El palacio de los horrores
La inauguración del Museo del Holocausto en Washington ha sido el suceso arquitectónico del año en EE UU
La inauguración del Museo del Holocausto de Washington -el pasado 26 de abril- ha sido considerada en la capital norteamericana como el suceso arquitectónico más sobresaliente del año. Acontecimiento comparado con la inauguración del Memorial consagrado a los caídos en la guerra de Vietnam, a comienzos de los años ochenta, o semejante a la ampliación de la National Gallery of Art en la década de los setenta. El clamor popular es parecido, pero no podría garantizarse que el entusiasmo profesional esté alcanzando los ismos niveles que en las dos obras anteriores.De cada una de ellas, James Ingo Freed, responsable del nuevo museo, ha extraído enseñanzas. No en vano comparte estudio con I. M. Pei, autor del ala este de la National Gallery, autor también de las pirámicas del Louvre. Y no en balde cualquier arquitecto de buen gusto valora en Washington la silenciosa intensidad que Maya Lin imprimió al Vietnam Veteran's Memorial.
James Ingo Freed, no obstante, parece pertenecer a la especie de los americanos ruidosos y fastidiosamente emotivos. Poseía, además, razones para rendir su razón con un encargo de esta clase. Freed dejó Alemania en 1939, cuando tenía nueve años, emigrando a Estados Unidos con una hermana de cinco. Buena parte de su familia murió en campos de concentración nazis durante los años siguientes. A lo largo de las múltiples entrevistas que ha concedido en estos meses, Freed repite que, en su trabajo, ha procurado evitar la expresión de sus sentimientos personales y no incurrir en la vulgaridad de una "arquitectura parlante". Ha parloteado de esto con tal obstinación que finalmente ha vuelto verosímil la materia que desmentía.

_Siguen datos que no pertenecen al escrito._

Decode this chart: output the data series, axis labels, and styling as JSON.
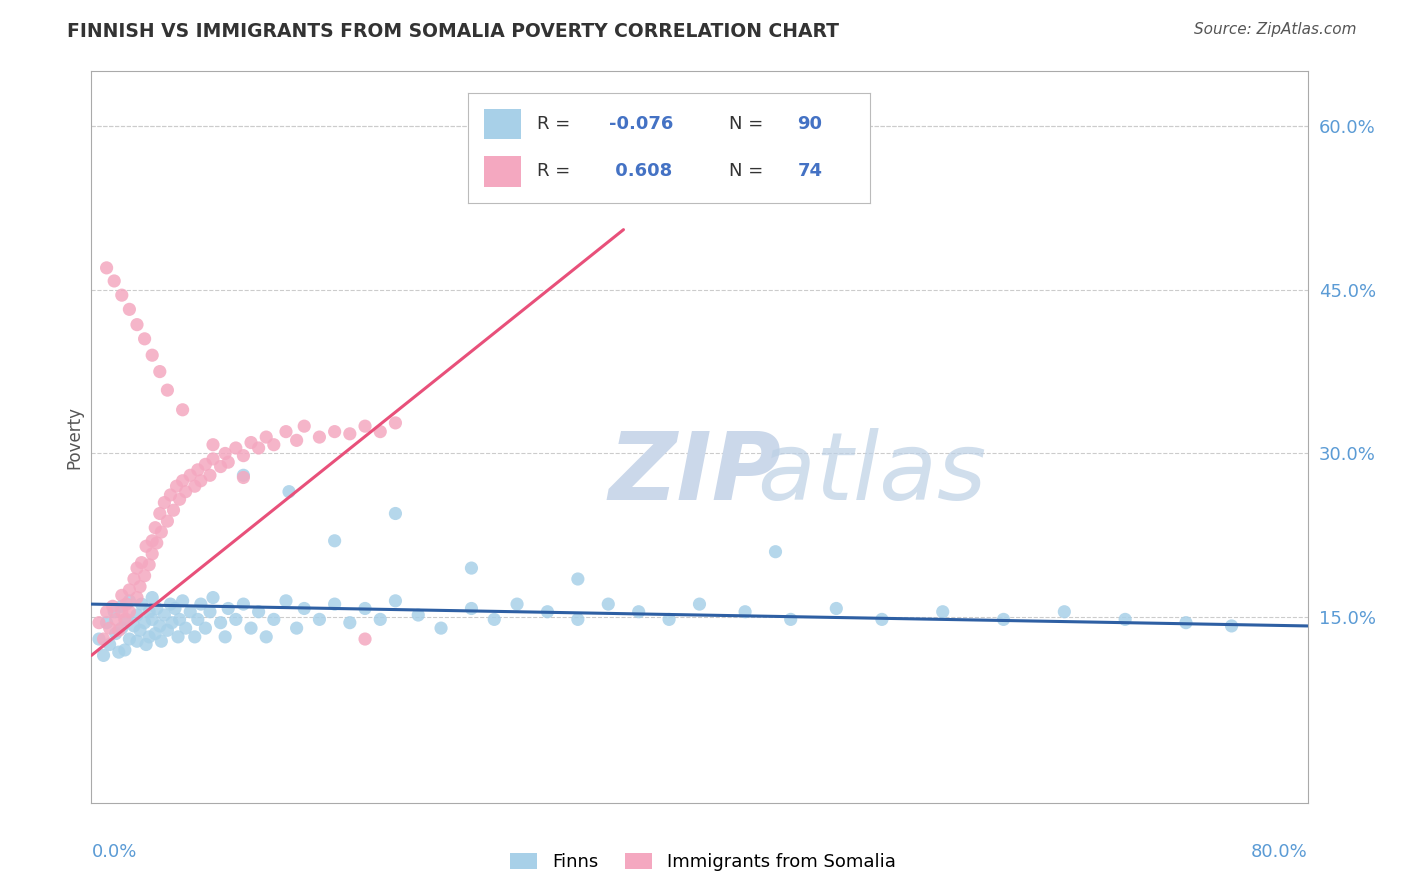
{
  "title": "FINNISH VS IMMIGRANTS FROM SOMALIA POVERTY CORRELATION CHART",
  "source": "Source: ZipAtlas.com",
  "ylabel": "Poverty",
  "legend_label1": "Finns",
  "legend_label2": "Immigrants from Somalia",
  "color_blue": "#A8D0E8",
  "color_pink": "#F4A8C0",
  "line_blue": "#2E5FA3",
  "line_pink": "#E8507A",
  "xlim": [
    0.0,
    0.8
  ],
  "ylim": [
    -0.02,
    0.65
  ],
  "yticks": [
    0.15,
    0.3,
    0.45,
    0.6
  ],
  "finns_x": [
    0.005,
    0.008,
    0.01,
    0.012,
    0.015,
    0.016,
    0.018,
    0.02,
    0.02,
    0.022,
    0.023,
    0.025,
    0.025,
    0.028,
    0.03,
    0.03,
    0.032,
    0.033,
    0.035,
    0.036,
    0.038,
    0.038,
    0.04,
    0.04,
    0.042,
    0.043,
    0.045,
    0.046,
    0.048,
    0.05,
    0.052,
    0.053,
    0.055,
    0.057,
    0.058,
    0.06,
    0.062,
    0.065,
    0.068,
    0.07,
    0.072,
    0.075,
    0.078,
    0.08,
    0.085,
    0.088,
    0.09,
    0.095,
    0.1,
    0.105,
    0.11,
    0.115,
    0.12,
    0.128,
    0.135,
    0.14,
    0.15,
    0.16,
    0.17,
    0.18,
    0.19,
    0.2,
    0.215,
    0.23,
    0.25,
    0.265,
    0.28,
    0.3,
    0.32,
    0.34,
    0.36,
    0.38,
    0.4,
    0.43,
    0.46,
    0.49,
    0.52,
    0.56,
    0.6,
    0.64,
    0.68,
    0.72,
    0.75,
    0.1,
    0.13,
    0.16,
    0.2,
    0.25,
    0.32,
    0.45
  ],
  "finns_y": [
    0.13,
    0.115,
    0.145,
    0.125,
    0.155,
    0.135,
    0.118,
    0.14,
    0.16,
    0.12,
    0.148,
    0.13,
    0.165,
    0.142,
    0.152,
    0.128,
    0.138,
    0.162,
    0.145,
    0.125,
    0.155,
    0.132,
    0.148,
    0.168,
    0.135,
    0.158,
    0.142,
    0.128,
    0.152,
    0.138,
    0.162,
    0.145,
    0.158,
    0.132,
    0.148,
    0.165,
    0.14,
    0.155,
    0.132,
    0.148,
    0.162,
    0.14,
    0.155,
    0.168,
    0.145,
    0.132,
    0.158,
    0.148,
    0.162,
    0.14,
    0.155,
    0.132,
    0.148,
    0.165,
    0.14,
    0.158,
    0.148,
    0.162,
    0.145,
    0.158,
    0.148,
    0.165,
    0.152,
    0.14,
    0.158,
    0.148,
    0.162,
    0.155,
    0.148,
    0.162,
    0.155,
    0.148,
    0.162,
    0.155,
    0.148,
    0.158,
    0.148,
    0.155,
    0.148,
    0.155,
    0.148,
    0.145,
    0.142,
    0.28,
    0.265,
    0.22,
    0.245,
    0.195,
    0.185,
    0.21
  ],
  "somalia_x": [
    0.005,
    0.008,
    0.01,
    0.012,
    0.014,
    0.016,
    0.018,
    0.02,
    0.02,
    0.022,
    0.023,
    0.025,
    0.025,
    0.028,
    0.03,
    0.03,
    0.032,
    0.033,
    0.035,
    0.036,
    0.038,
    0.04,
    0.04,
    0.042,
    0.043,
    0.045,
    0.046,
    0.048,
    0.05,
    0.052,
    0.054,
    0.056,
    0.058,
    0.06,
    0.062,
    0.065,
    0.068,
    0.07,
    0.072,
    0.075,
    0.078,
    0.08,
    0.085,
    0.088,
    0.09,
    0.095,
    0.1,
    0.105,
    0.11,
    0.115,
    0.12,
    0.128,
    0.135,
    0.14,
    0.15,
    0.16,
    0.17,
    0.18,
    0.19,
    0.2,
    0.01,
    0.015,
    0.02,
    0.025,
    0.03,
    0.035,
    0.04,
    0.045,
    0.05,
    0.06,
    0.08,
    0.1,
    0.35,
    0.18
  ],
  "somalia_y": [
    0.145,
    0.13,
    0.155,
    0.14,
    0.16,
    0.148,
    0.138,
    0.155,
    0.17,
    0.148,
    0.162,
    0.175,
    0.155,
    0.185,
    0.168,
    0.195,
    0.178,
    0.2,
    0.188,
    0.215,
    0.198,
    0.22,
    0.208,
    0.232,
    0.218,
    0.245,
    0.228,
    0.255,
    0.238,
    0.262,
    0.248,
    0.27,
    0.258,
    0.275,
    0.265,
    0.28,
    0.27,
    0.285,
    0.275,
    0.29,
    0.28,
    0.295,
    0.288,
    0.3,
    0.292,
    0.305,
    0.298,
    0.31,
    0.305,
    0.315,
    0.308,
    0.32,
    0.312,
    0.325,
    0.315,
    0.32,
    0.318,
    0.325,
    0.32,
    0.328,
    0.47,
    0.458,
    0.445,
    0.432,
    0.418,
    0.405,
    0.39,
    0.375,
    0.358,
    0.34,
    0.308,
    0.278,
    0.56,
    0.13
  ],
  "finns_trend_x": [
    0.0,
    0.8
  ],
  "finns_trend_y": [
    0.162,
    0.142
  ],
  "somalia_trend_x": [
    0.0,
    0.35
  ],
  "somalia_trend_y": [
    0.115,
    0.505
  ]
}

Pero la culpa de las desviaciones sólo es parcialmente suya. Un total de 168 millones de dólares recaudó la iniciativa privada para el proyecto, y no ha sido leve la presión que han ejercido, con gustos y criterios contradictorios, los patrocinadores más ricos. Esta circunstancia, la asfixiante presión de los clientes, es la proclama número dos, contabilizando las repeticiones, que aparece en quejosas declaraciones de J. I. Freed. Quejas ampliables también a las determinaciones del entorno, en plena zona monumental de Washington, que ordenaban conservar el pastel neoclásico imperante contra cualquier innovación ingeniosa o tenebrista. Incluso cada fachada, según a qué lado se oriente, dialoga en la misma lengua, piedra o ladrillo, con sus construcciones vecinas.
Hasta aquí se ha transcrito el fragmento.